Por fim, os últimos três fatores são apontados, em maioria, no vínculo da protagonista com a mãe. Ambas discutem muito, uma vez que Christine passa por intensas alterações de humor, ânimo e contradições. A progenitora tem dificuldades em conviver, lidar e entender essa fase, além de negar o crescimento da filha e os seus desejos e vontades, não querendo, por exemplo, que faça uma universidade em outro estado. Embora passem por conturbações, aos poucos vão enxergando e compreendendo uma à outra, algo que é desenvolvido no passar de toda a história e se conclui ao final. O crescimento, então, transparece a vinda do amadurecimento que, unido ao amor, superam barreiras e fortalecem relações.
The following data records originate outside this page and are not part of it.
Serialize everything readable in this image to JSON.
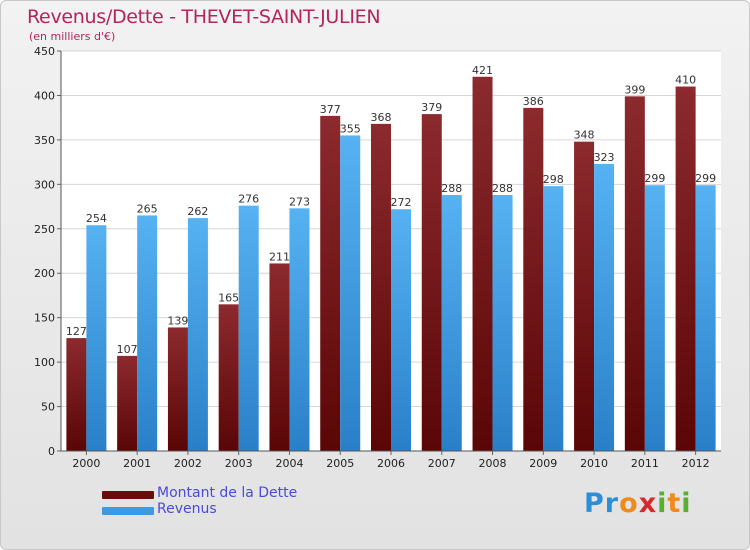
{
  "header": {
    "title": "Revenus/Dette - THEVET-SAINT-JULIEN",
    "subtitle": "(en milliers d'€)"
  },
  "legend": {
    "debt_label": "Montant de la Dette",
    "revenue_label": "Revenus"
  },
  "logo": {
    "text": "Proxiti"
  },
  "colors": {
    "debt": "#8b1a1a",
    "debt_dark": "#5a0a0a",
    "revenue": "#4aa8ec",
    "revenue_dark": "#2a7cc4",
    "title": "#b5245c",
    "legend_text": "#4a4ad8"
  },
  "chart_data": {
    "type": "bar",
    "title": "Revenus/Dette - THEVET-SAINT-JULIEN",
    "ylabel": "(en milliers d'€)",
    "xlabel": "",
    "ylim": [
      0,
      450
    ],
    "yticks": [
      0,
      50,
      100,
      150,
      200,
      250,
      300,
      350,
      400,
      450
    ],
    "grid": true,
    "categories": [
      "2000",
      "2001",
      "2002",
      "2003",
      "2004",
      "2005",
      "2006",
      "2007",
      "2008",
      "2009",
      "2010",
      "2011",
      "2012"
    ],
    "series": [
      {
        "name": "Montant de la Dette",
        "values": [
          127,
          107,
          139,
          165,
          211,
          377,
          368,
          379,
          421,
          386,
          348,
          399,
          410
        ]
      },
      {
        "name": "Revenus",
        "values": [
          254,
          265,
          262,
          276,
          273,
          355,
          272,
          288,
          288,
          298,
          323,
          299,
          299
        ]
      }
    ]
  }
}
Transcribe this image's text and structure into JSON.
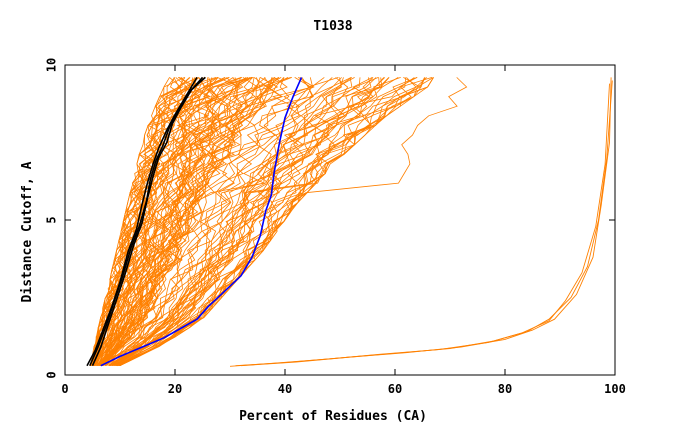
{
  "chart_data": {
    "type": "line",
    "title": "T1038",
    "xlabel": "Percent of Residues (CA)",
    "ylabel": "Distance Cutoff, A",
    "xlim": [
      0,
      100
    ],
    "ylim": [
      0,
      10
    ],
    "xticks": [
      "0",
      "20",
      "40",
      "60",
      "80",
      "100"
    ],
    "yticks": [
      "0",
      "5",
      "10"
    ],
    "grid": false,
    "legend": "none",
    "colors": {
      "orange": "#ff8000",
      "black": "#000000",
      "blue": "#0000ff"
    },
    "orange_envelope": {
      "left_edge": [
        [
          4.5,
          0.3
        ],
        [
          6,
          1.5
        ],
        [
          8,
          3
        ],
        [
          10,
          4.5
        ],
        [
          12,
          6
        ],
        [
          14,
          7.5
        ],
        [
          16,
          8.5
        ],
        [
          18,
          9.3
        ],
        [
          19,
          9.6
        ]
      ],
      "right_edge": [
        [
          10,
          0.3
        ],
        [
          18,
          1.0
        ],
        [
          25,
          1.8
        ],
        [
          30,
          2.8
        ],
        [
          36,
          4.0
        ],
        [
          42,
          5.5
        ],
        [
          50,
          7.0
        ],
        [
          58,
          8.3
        ],
        [
          66,
          9.3
        ],
        [
          67,
          9.6
        ]
      ],
      "outer_right": [
        [
          60,
          6.0
        ],
        [
          65,
          7.5
        ],
        [
          72,
          8.8
        ],
        [
          76,
          9.6
        ]
      ],
      "count": 120
    },
    "series": [
      {
        "color": "orange",
        "x": [
          31,
          40,
          50,
          60,
          70,
          78,
          84,
          88,
          92,
          95,
          97,
          98.5,
          99.5
        ],
        "y": [
          0.3,
          0.4,
          0.55,
          0.7,
          0.85,
          1.1,
          1.4,
          1.8,
          2.5,
          3.5,
          5.0,
          7.0,
          9.5
        ]
      },
      {
        "color": "orange",
        "x": [
          32,
          42,
          52,
          62,
          72,
          80,
          85,
          89,
          93,
          96,
          97.5,
          99,
          99.3
        ],
        "y": [
          0.3,
          0.42,
          0.58,
          0.72,
          0.9,
          1.15,
          1.45,
          1.8,
          2.6,
          3.8,
          5.5,
          7.5,
          9.6
        ]
      },
      {
        "color": "orange",
        "x": [
          30,
          38,
          48,
          58,
          68,
          77,
          83,
          88,
          91,
          94,
          96.5,
          98.2,
          99
        ],
        "y": [
          0.28,
          0.38,
          0.52,
          0.68,
          0.82,
          1.05,
          1.35,
          1.75,
          2.4,
          3.3,
          4.8,
          6.8,
          9.4
        ]
      },
      {
        "color": "black",
        "x": [
          4,
          5.5,
          7,
          8.5,
          10,
          11.5,
          13,
          14,
          15,
          16,
          17,
          18.5,
          20,
          22,
          24
        ],
        "y": [
          0.3,
          0.8,
          1.5,
          2.2,
          3.0,
          4.0,
          4.7,
          5.5,
          6.2,
          6.8,
          7.3,
          7.9,
          8.4,
          9.0,
          9.6
        ]
      },
      {
        "color": "black",
        "x": [
          4.5,
          6,
          7.5,
          9,
          10.5,
          12,
          13.5,
          14.8,
          15.5,
          16.5,
          17.8,
          19,
          20.5,
          22.5,
          25
        ],
        "y": [
          0.3,
          0.9,
          1.6,
          2.4,
          3.2,
          4.1,
          4.8,
          5.6,
          6.3,
          6.9,
          7.4,
          8.0,
          8.5,
          9.1,
          9.6
        ]
      },
      {
        "color": "black",
        "x": [
          5,
          6.5,
          8,
          9.5,
          11,
          12.5,
          14,
          15,
          16,
          17,
          18.5,
          19.5,
          21,
          23,
          25.5
        ],
        "y": [
          0.3,
          0.9,
          1.7,
          2.5,
          3.3,
          4.2,
          4.9,
          5.7,
          6.4,
          7.0,
          7.5,
          8.1,
          8.6,
          9.2,
          9.6
        ]
      },
      {
        "color": "blue",
        "x": [
          6.5,
          10,
          14,
          18,
          21,
          24,
          26,
          29,
          32,
          34,
          35.5,
          36.5,
          37.5,
          38,
          39,
          40,
          41.5,
          43
        ],
        "y": [
          0.3,
          0.6,
          0.9,
          1.2,
          1.5,
          1.8,
          2.2,
          2.7,
          3.2,
          3.8,
          4.5,
          5.3,
          5.8,
          6.5,
          7.5,
          8.3,
          9.0,
          9.6
        ]
      }
    ]
  }
}
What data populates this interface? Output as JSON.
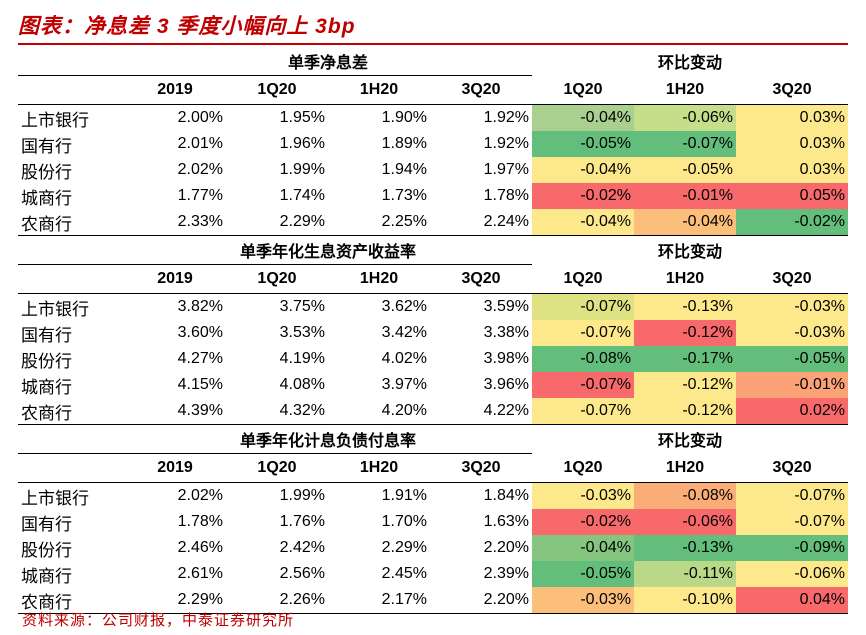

CENA DO FILME – MÃE E FILHA DEITADAS

Fonte: Universal Pictures


Diante de todas essas colocações, a obra cinematográfica contribui ativamente para uma compreensão do final da adolescência e todo o desenvolvimento psicológico que a fase carrega. A dramaturga não poupou esforços para expressar de maneira realista e cuidadosa esse estágio da vida. Marcante e fundamental, ele sensibiliza questões afetivas, fisiológicas, sociais, sexuais, culturais e morais. Portanto, “Lady Bird: a Hora de Voar” (2017) é uma ótima opção para os amantes de cinema e para todos que querem entender melhor os adolescentes.


Referências Bibliográficas:

KNOBEL, M. Síndrome da adolescência normal. In: ABERASTURY, A. & KNOBEL, M. Adolescência normal. 9ª ed. Porto Alegre, Artes Médicas, 1981.

LUISA, Ingrid. Lady Bird é uma história sobre voar e permanecer. Super Interessante, 2018. Disponível em: <https://super.abril.com.br/blog/turma-do-fundao/lady-bird-e-uma-historia-sobre-voar-e-permanecer/amp/>. Acesso em 08/12/2021.

OUTEIRAL, José. Adolescer – Estudos revisados sobre a adolescência. Rio de Janeiro: Revinter, 2003.